Will the Hong Kong Model Survive? An Assessment 20 Years After the Handover Congressional Executive Commission on China Excerpts of remarks by Rep Chris Smith
May 3, 2017
Two and half years ago, tens of thousands of Hong Kong’s residents peacefully gathered in the streets, yellow umbrellas in hand, seeking electoral reform and greater democracy.
Joshua Wong was at the forefront of that movement—along with Nathan Law and Alex Chow and so many young student leaders. The Umbrella Movement was not only composed of students, but included veterans of the democracy movement in Hong Kong, including Martin Lee.
It is good to see Joshua and Martin here today, bringing together the generations of advocates committed to Hong Kong’s freedom and autonomy.
Joshua Wong and all those associated with the Umbrella Movement have become important symbols of Hong Kong’s vitality and its freedoms. They are now part of Hong Kong’s unique brand and any effort to detain, censor, or intimidate them damages that brand.
Over the past two years, Senator Rubio and I, along with other members of the China Commission, have introduced the Hong Kong Human Rights and Democracy Act and we have worked in Congress to maintain the State Department’s annual report on Hong Kong.
We have issued statements of concern about the political prosecutions of Joshua and other Umbrella Movement leaders; the unprecedented interventions by the Chinese government in Hong Kong’s courts and political affairs, and the abductions Hong Kong booksellers and other citizens.
We have also discussed the erosion of Hong Kong’s autonomy and freedoms with both U.S. and Chinese officials.
I want to commend Senator Rubio for his leadership on human rights issues and on Hong Kong. We have worked together closely and I am honored to work with him on the China Commission. Senator Rubio is a true champion of the globe’s oppressed and persecuted.
As long as I have the privilege of serving as a Chair of the China Commission, I promise to continue shining a light on Hong Kong. Maintaining Hong Kong’s autonomy is a critical U.S. interest.
The U.S. also has a clear interest in Beijing abiding by its international agreements—in Hong Kong and elsewhere.
The democratic aspirations of the people of Hong Kong cannot be indefinitely suppressed. I promise to stand with Hong Kong and call attention to violations of basic human rights as long as I serve in Congress.
Though Beijing’s increasingly rough oversight of Hong Kong may not be as brutal as that pursued on the Mainland, it is no less pernicious. The ultimate goal is eroding Hong Kong’s guaranteed freedoms and the rule law and intimidating those who try to defend them.
This year will be the 20th anniversary of the handover of Hong Kong. Unfortunately it seems the territory’s autonomy looks increasingly fragile.

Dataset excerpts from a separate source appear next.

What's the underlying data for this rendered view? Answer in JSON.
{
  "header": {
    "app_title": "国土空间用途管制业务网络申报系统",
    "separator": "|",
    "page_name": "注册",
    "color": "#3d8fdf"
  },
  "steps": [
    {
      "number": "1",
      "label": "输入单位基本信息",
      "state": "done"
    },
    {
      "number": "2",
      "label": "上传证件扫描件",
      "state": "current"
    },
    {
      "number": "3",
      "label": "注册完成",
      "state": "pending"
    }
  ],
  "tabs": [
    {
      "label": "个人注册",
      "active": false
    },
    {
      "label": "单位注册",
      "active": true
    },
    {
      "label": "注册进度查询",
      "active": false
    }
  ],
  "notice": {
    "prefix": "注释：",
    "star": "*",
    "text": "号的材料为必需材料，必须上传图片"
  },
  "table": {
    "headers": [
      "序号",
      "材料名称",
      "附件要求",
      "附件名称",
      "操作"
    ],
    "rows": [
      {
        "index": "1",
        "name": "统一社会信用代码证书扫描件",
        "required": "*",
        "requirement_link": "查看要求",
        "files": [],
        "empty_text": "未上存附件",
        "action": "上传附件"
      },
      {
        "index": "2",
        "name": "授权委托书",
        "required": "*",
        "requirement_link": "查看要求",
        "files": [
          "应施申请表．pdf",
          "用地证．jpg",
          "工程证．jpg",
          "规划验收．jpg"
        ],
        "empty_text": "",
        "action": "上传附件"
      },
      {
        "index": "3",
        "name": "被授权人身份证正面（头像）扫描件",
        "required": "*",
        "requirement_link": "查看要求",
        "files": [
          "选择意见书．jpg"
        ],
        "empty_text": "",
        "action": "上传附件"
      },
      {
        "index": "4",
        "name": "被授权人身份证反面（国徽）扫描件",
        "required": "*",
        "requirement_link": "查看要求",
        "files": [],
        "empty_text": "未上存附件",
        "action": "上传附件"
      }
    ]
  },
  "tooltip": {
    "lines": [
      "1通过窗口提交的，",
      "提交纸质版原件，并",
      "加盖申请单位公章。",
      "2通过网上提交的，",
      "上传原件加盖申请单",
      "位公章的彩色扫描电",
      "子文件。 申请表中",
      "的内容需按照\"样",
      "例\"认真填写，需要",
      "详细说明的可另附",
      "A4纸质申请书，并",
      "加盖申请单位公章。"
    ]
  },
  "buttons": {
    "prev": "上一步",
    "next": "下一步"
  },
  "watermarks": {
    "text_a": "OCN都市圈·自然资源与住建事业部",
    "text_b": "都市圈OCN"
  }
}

We are coming up on another anniversary as well, the 25th anniversary of the Hong Kong Policy Act.
At this juncture we should be examining both the health of the “one country, two systems” model and examining the very assumptions that underlie U.S.-Hong Kong relations.

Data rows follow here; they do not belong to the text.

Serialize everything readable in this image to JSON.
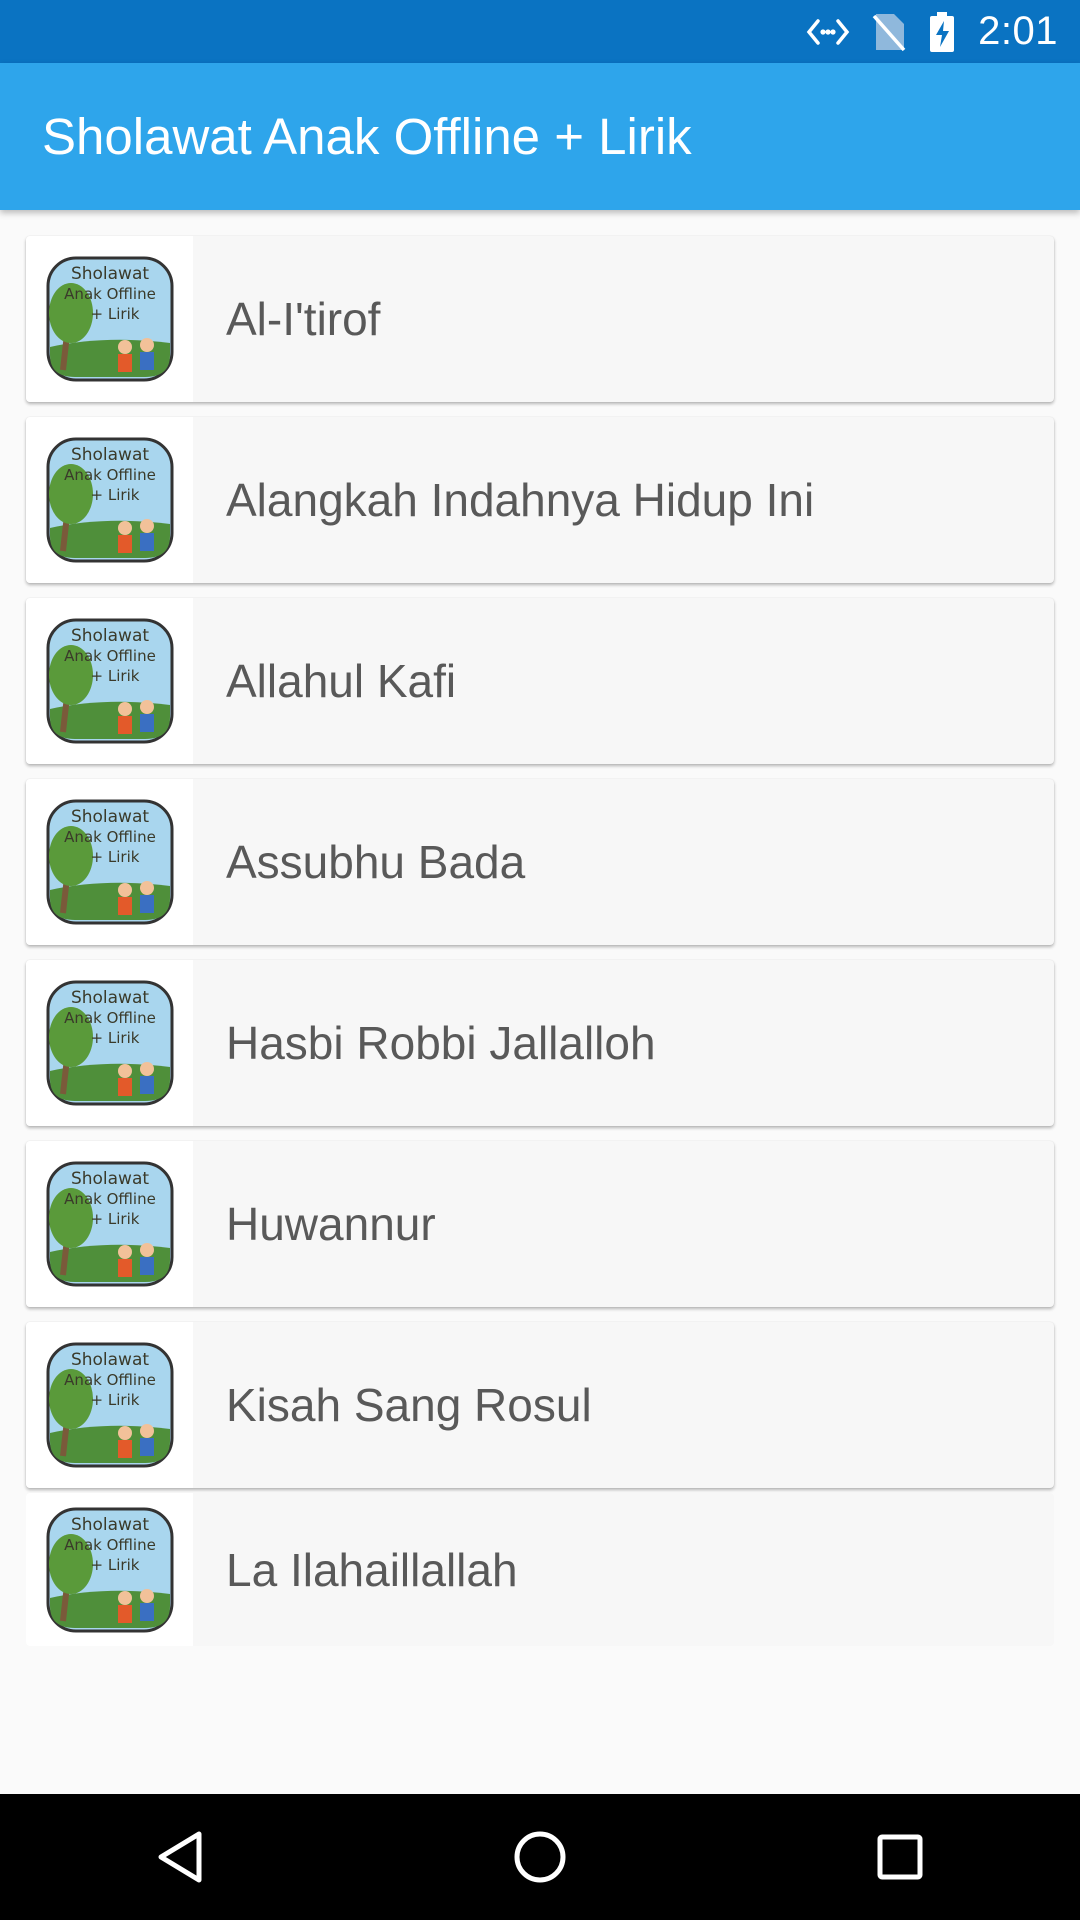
{
  "status_bar": {
    "time": "2:01",
    "icons": [
      "data-transfer-icon",
      "no-sim-icon",
      "battery-charging-icon"
    ]
  },
  "app_bar": {
    "title": "Sholawat Anak Offline + Lirik"
  },
  "thumbnail": {
    "lines": [
      "Sholawat",
      "Anak Offline",
      "+ Lirik"
    ]
  },
  "songs": [
    {
      "title": "Al-I'tirof"
    },
    {
      "title": "Alangkah Indahnya Hidup Ini"
    },
    {
      "title": "Allahul Kafi"
    },
    {
      "title": "Assubhu Bada"
    },
    {
      "title": "Hasbi Robbi Jallalloh"
    },
    {
      "title": "Huwannur"
    },
    {
      "title": "Kisah Sang Rosul"
    },
    {
      "title": "La Ilahaillallah"
    }
  ],
  "nav_bar": {
    "buttons": [
      "back-icon",
      "home-icon",
      "recents-icon"
    ]
  },
  "colors": {
    "status_bar": "#0a73c2",
    "app_bar": "#2ea5eb",
    "background": "#fafafa",
    "text": "#595959"
  }
}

What can be done differently, what new priorities should be set?
The Hong Kong Policy Act of 1992 was based on the assumption that freedom, the rule of law, and autonomy promised to Hong Kong would be protected and respected.
It was also based on the assumption that time was on the side of freedom—that trade and investment would eventually bring political liberalization and human rights to Mainland China.

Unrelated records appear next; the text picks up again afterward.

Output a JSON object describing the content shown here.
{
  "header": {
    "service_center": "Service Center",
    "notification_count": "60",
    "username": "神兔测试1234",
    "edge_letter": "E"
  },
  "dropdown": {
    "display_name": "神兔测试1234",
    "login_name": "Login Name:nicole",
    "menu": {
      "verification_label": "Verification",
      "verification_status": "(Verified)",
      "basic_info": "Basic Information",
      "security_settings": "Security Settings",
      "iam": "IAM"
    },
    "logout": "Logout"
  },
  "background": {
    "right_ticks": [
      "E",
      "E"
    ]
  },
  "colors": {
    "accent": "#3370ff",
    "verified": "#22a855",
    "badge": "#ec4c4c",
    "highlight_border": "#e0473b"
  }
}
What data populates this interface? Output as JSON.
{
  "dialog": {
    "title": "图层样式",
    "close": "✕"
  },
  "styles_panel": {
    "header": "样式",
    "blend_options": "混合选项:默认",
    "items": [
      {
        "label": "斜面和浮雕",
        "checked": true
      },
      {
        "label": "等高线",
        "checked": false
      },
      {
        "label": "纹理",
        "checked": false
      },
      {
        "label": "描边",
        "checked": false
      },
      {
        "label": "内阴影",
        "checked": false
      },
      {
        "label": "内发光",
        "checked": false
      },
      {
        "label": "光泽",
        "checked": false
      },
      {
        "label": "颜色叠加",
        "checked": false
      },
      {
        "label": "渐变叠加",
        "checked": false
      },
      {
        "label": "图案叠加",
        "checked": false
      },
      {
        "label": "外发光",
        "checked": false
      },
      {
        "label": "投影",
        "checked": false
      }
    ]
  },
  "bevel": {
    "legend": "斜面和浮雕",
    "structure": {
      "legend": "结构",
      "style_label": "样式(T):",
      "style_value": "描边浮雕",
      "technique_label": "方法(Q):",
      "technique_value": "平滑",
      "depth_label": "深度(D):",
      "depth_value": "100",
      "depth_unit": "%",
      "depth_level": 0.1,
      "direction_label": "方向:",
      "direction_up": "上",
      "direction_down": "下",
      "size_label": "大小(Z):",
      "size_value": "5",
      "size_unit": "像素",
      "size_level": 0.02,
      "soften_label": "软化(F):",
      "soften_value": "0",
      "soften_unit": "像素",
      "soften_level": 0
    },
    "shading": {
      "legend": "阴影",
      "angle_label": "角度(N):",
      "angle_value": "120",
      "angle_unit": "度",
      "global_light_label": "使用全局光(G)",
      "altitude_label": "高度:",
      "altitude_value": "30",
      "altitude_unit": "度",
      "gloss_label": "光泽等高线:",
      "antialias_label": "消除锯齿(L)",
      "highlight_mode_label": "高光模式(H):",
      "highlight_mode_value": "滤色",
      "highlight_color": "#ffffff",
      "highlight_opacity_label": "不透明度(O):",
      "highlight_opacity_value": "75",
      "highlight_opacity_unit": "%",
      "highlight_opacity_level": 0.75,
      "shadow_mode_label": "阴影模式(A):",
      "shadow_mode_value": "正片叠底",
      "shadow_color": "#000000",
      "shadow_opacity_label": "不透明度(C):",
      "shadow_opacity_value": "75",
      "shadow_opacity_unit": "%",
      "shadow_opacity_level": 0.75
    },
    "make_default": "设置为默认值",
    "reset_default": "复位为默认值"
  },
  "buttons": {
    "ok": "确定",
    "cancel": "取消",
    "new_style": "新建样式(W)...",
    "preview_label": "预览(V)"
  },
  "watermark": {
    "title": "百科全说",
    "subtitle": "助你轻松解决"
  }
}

As Chairman Rubio and I have been saying for some time, one can no longer base U.S. policy on the “fantasy” that China’s future will be more democratic and more open.
Mainland China has become more repressive, not less. Prosperity has turned a poor authoritarian country into a rich authoritarian country with predictable results for China’s rights defenders, ethnic and religious groups, labor and democracy advocates, foreign businesses and Hong Kong’s autonomy.
Some will argue that the best course of action would be to retreat into a hard realism, recognize China’s interests and spheres of influence and protect U.S. interests. We could ignore what is happening in Hong Kong and shift responsibility to the British or some undefined international body.
We don’t need a new realism to govern our China policy. Instead, we need a new idealism—a renewed commitment to democratic ideals, to human rights, and the rule of law in ways that compete directly with the Chinese model in Asia and Africa and elsewhere.
Chinese leaders need to know that the United States stands for freedom of expression, the freedom of religion, Internet freedom, the rule of law, universal suffrage, and an end to torture as critical interests, necessary for bilateral relations, and linked to the expansion of mutual prosperity and integrated security.
The U.S. should also push back hard against the erosion of freedom and autonomy in Hong Kong.
It is in everyone’s interest that Hong Kong remain a free and prosperous bridge between China and the West, but the city’s unique vitality and prosperity are rooted in its guaranteed freedoms. If Hong Kong is to become just another Mainland Chinese city, we will have to reassess whether Hong Kong warrants special status under U.S. law.
The arc of history does not bend toward justice without concerted action from all freedom-loving peoples. If the U.S. and the international community does not defend the rights and freedoms of Hong Kong’s citizens now, there is little hope that freedom can take root in China’s future.